Eu nem respondo ao espelho. Como deveria responder. Emudeço defronte aquela superfície espelhada. Mas guardo pra mim o que meu saudoso pai sempre dizia: “não se aposente nunca meu filho. O ócio é o começo do fim.”
A minha convivência com a vida tem sido muito boa. Embora alguns momentos não sejam perfeitos, mas beiram a perfeição. A saúde a tenho a emprestar aos outros. A inspiração não me tem abandonado. As pernas me têm acompanhado em longas caminhadas. Graças a elas estou de bem comigo.
Convivo harmoniosamente tanto com o sol ou com a chuva. Não reclamo se o tempo me traz contratempos. Pra mim tanto faz como se desfez se falam mal de mim ou me encomiam pela frente.
Mas não me dou bem com aqueles falastrões que se dizem sabichões. Que dizem saber de tudo se mal sabem uma ninharia do nada.
Da mesma maneira convivo agradavelmente com aqueles que reconhecem o prazer de uma boa leitura. Que prezam a literatura e lêem compulsivamente.
Mas não tenho em bom convívio com aqueles que vivem a se queixar da vida. Eles todos devem olhar pro céu e agradecer de mãos pro alto. Todas as graças que alcançaram.
Convivo muito bem com as pessoas respeitosas. Mas me desagradam aquelas que mal sabem elogiar os idosos por tudo aquilo que fizeram na juventude.
Já aquele meu amigo, de tantos verões passados. Cujo nome não declino. Simplesmente cito o exemplo de estoicismo e valentia frente a vida.
Ele, de tempos idos, tem sido vítima de pertinaz enfermidade.
Uma doença maligna tem lhe devorado a carne. Ultimamente ele se deixa ver numa magreza que lhe permite ver-lhe a alma.
Mas ele não se queixa. Enfrenta as adversidades com o sorriso no rosto. Não se apoquenta quando lhe dizem: “você esta doente? Precisa se tratar”.
Meu amigo enfermo não é tão velho assim. A mim me aparece que ele tem apenas metade da sua idade.
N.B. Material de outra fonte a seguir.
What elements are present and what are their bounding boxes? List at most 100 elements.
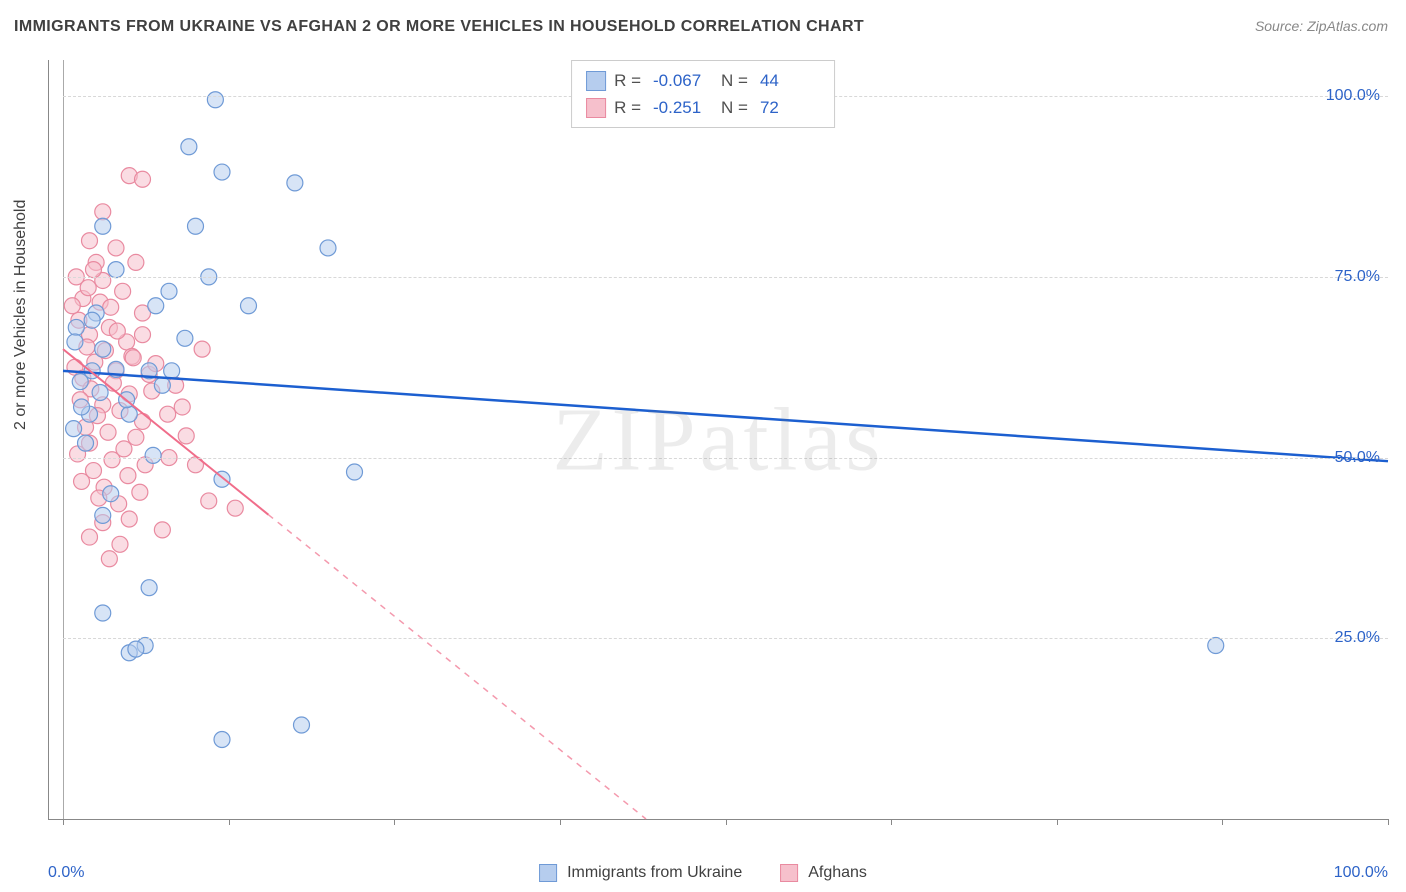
data-point: [95, 605, 111, 621]
data-point: [148, 298, 164, 314]
x-tick: [560, 819, 561, 825]
data-point: [145, 447, 161, 463]
x-tick: [394, 819, 395, 825]
data-point: [101, 551, 117, 567]
legend-row-ukraine: R = -0.067 N = 44: [586, 67, 820, 94]
plot-area: ZIPatlas 25.0%50.0%75.0%100.0%: [48, 60, 1388, 820]
data-point: [74, 399, 90, 415]
n-label: N =: [721, 67, 748, 94]
data-point: [160, 406, 176, 422]
x-tick: [726, 819, 727, 825]
legend-row-afghans: R = -0.251 N = 72: [586, 94, 820, 121]
x-tick: [1057, 819, 1058, 825]
data-point: [164, 363, 180, 379]
correlation-legend: R = -0.067 N = 44 R = -0.251 N = 72: [571, 60, 835, 128]
source-attribution: Source: ZipAtlas.com: [1255, 18, 1388, 34]
r-value-ukraine: -0.067: [653, 67, 713, 94]
data-point: [161, 283, 177, 299]
data-point: [120, 468, 136, 484]
data-point: [82, 233, 98, 249]
data-point: [95, 507, 111, 523]
scatter-svg: [49, 60, 1388, 819]
r-label: R =: [614, 94, 641, 121]
x-tick: [1222, 819, 1223, 825]
x-axis-max-label: 100.0%: [1334, 864, 1388, 882]
r-value-afghans: -0.251: [653, 94, 713, 121]
data-point: [1208, 638, 1224, 654]
data-point: [103, 486, 119, 502]
swatch-afghans: [586, 98, 606, 118]
data-point: [135, 327, 151, 343]
data-point: [128, 429, 144, 445]
data-point: [67, 334, 83, 350]
data-point: [68, 319, 84, 335]
y-tick-label: 75.0%: [1335, 268, 1380, 286]
data-point: [174, 399, 190, 415]
data-point: [178, 428, 194, 444]
data-point: [72, 374, 88, 390]
data-point: [84, 312, 100, 328]
data-point: [95, 341, 111, 357]
y-tick-label: 50.0%: [1335, 449, 1380, 467]
data-point: [194, 341, 210, 357]
data-point: [64, 298, 80, 314]
data-point: [108, 262, 124, 278]
x-tick: [1388, 819, 1389, 825]
data-point: [227, 500, 243, 516]
legend-label-ukraine: Immigrants from Ukraine: [567, 864, 742, 882]
data-point: [125, 350, 141, 366]
y-axis-title: 2 or more Vehicles in Household: [12, 200, 30, 430]
data-point: [207, 92, 223, 108]
data-point: [241, 298, 257, 314]
r-label: R =: [614, 67, 641, 94]
data-point: [74, 473, 90, 489]
data-point: [214, 164, 230, 180]
n-value-ukraine: 44: [760, 67, 820, 94]
data-point: [92, 385, 108, 401]
data-point: [108, 240, 124, 256]
gridline-h: [63, 277, 1388, 278]
n-value-afghans: 72: [760, 94, 820, 121]
x-tick: [229, 819, 230, 825]
trend-line-dashed: [268, 515, 646, 819]
data-point: [294, 717, 310, 733]
series-legend: Immigrants from Ukraine Afghans: [539, 864, 867, 882]
data-point: [78, 435, 94, 451]
data-point: [135, 171, 151, 187]
data-point: [109, 323, 125, 339]
data-point: [121, 406, 137, 422]
data-point: [128, 641, 144, 657]
data-point: [347, 464, 363, 480]
data-point: [214, 731, 230, 747]
y-tick-label: 100.0%: [1326, 87, 1380, 105]
data-point: [100, 424, 116, 440]
data-point: [141, 580, 157, 596]
gridline-h: [63, 638, 1388, 639]
data-point: [104, 452, 120, 468]
x-tick: [63, 819, 64, 825]
data-point: [103, 299, 119, 315]
data-point: [112, 536, 128, 552]
data-point: [287, 175, 303, 191]
data-point: [82, 529, 98, 545]
swatch-ukraine: [586, 71, 606, 91]
data-point: [121, 511, 137, 527]
data-point: [80, 280, 96, 296]
data-point: [128, 254, 144, 270]
swatch-afghans-bottom: [780, 864, 798, 882]
gridline-h: [63, 458, 1388, 459]
trend-line-solid: [63, 371, 1388, 461]
x-axis-min-label: 0.0%: [48, 864, 84, 882]
data-point: [154, 522, 170, 538]
data-point: [95, 204, 111, 220]
x-tick: [891, 819, 892, 825]
data-point: [115, 283, 131, 299]
data-point: [154, 377, 170, 393]
data-point: [95, 218, 111, 234]
n-label: N =: [721, 94, 748, 121]
data-point: [201, 493, 217, 509]
data-point: [320, 240, 336, 256]
data-point: [132, 484, 148, 500]
swatch-ukraine-bottom: [539, 864, 557, 882]
data-point: [181, 139, 197, 155]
Mas já dobrou a serra e começa a descer os degraus da vida.
Quem nele passarinha os olhos assusta com sua figura magérrima. Só pele e osso, nada mais.
Mas ele sempre anda. Ereto embora sua coluna sofra. Não se curva as intempéries. Faz longas caminhadas pelas estradas. Sempre mantendo o bom humor.
Um dia nos encontramos. Era uma tarde de verão. O calor incendiava a terra. Mas ele nem de longe deixava perceber qualquer sofrimento. Simplesmente ia em frente. Sem olhar pra trás.
Parei um instante para com ele prosear. Assentamo-nos à sombra de uma sibipuruna. Ofereci-lhe um cadinho de água, mas elezinho recusou o oferecimento.
“E aí? Como tem passado? E a saúde? Vai melhorando”?
Bem sabia da gravidade do seu caso. Simplesmente, por não ter o que falar. Não toquei no assunto enfermidade.
E ele continuava a sorrir. Um sorriso ao mesmo tempo triste e com indícios de alegria em seus olhos. Foi quando meu amigo me disse sem dissimular qualquer sofrimento.
“A minha convivência não tem sido nada amistosa com minha enfermidade. Sei que ela me tem consumido. Mas não me curvo a ela. Luto, busco novidades no tratamento. Faço novos exames. Penso buscar recursos em outros países já que aqui não os encontro. Bem sei que minha doença vai progredir. Ela hoje já se esparramou pelo corpo inteiro. Já não se pode operar dada à gravidade em que ela se encontra. Mas pra Deus nada se torna impossível. Já que minha convivência com Ele tem sido muito boa quem sabe ele vai me oferecer a cura?”
Nessa vida convivemos com tantas coisas. Algumas boas. Outras nem tanto.
Cabe a gente escolher como as iremos enfrentar.
Que seja com a mesma coragem do meu amigo, que enfrenta tudo sem se deixar dobrar.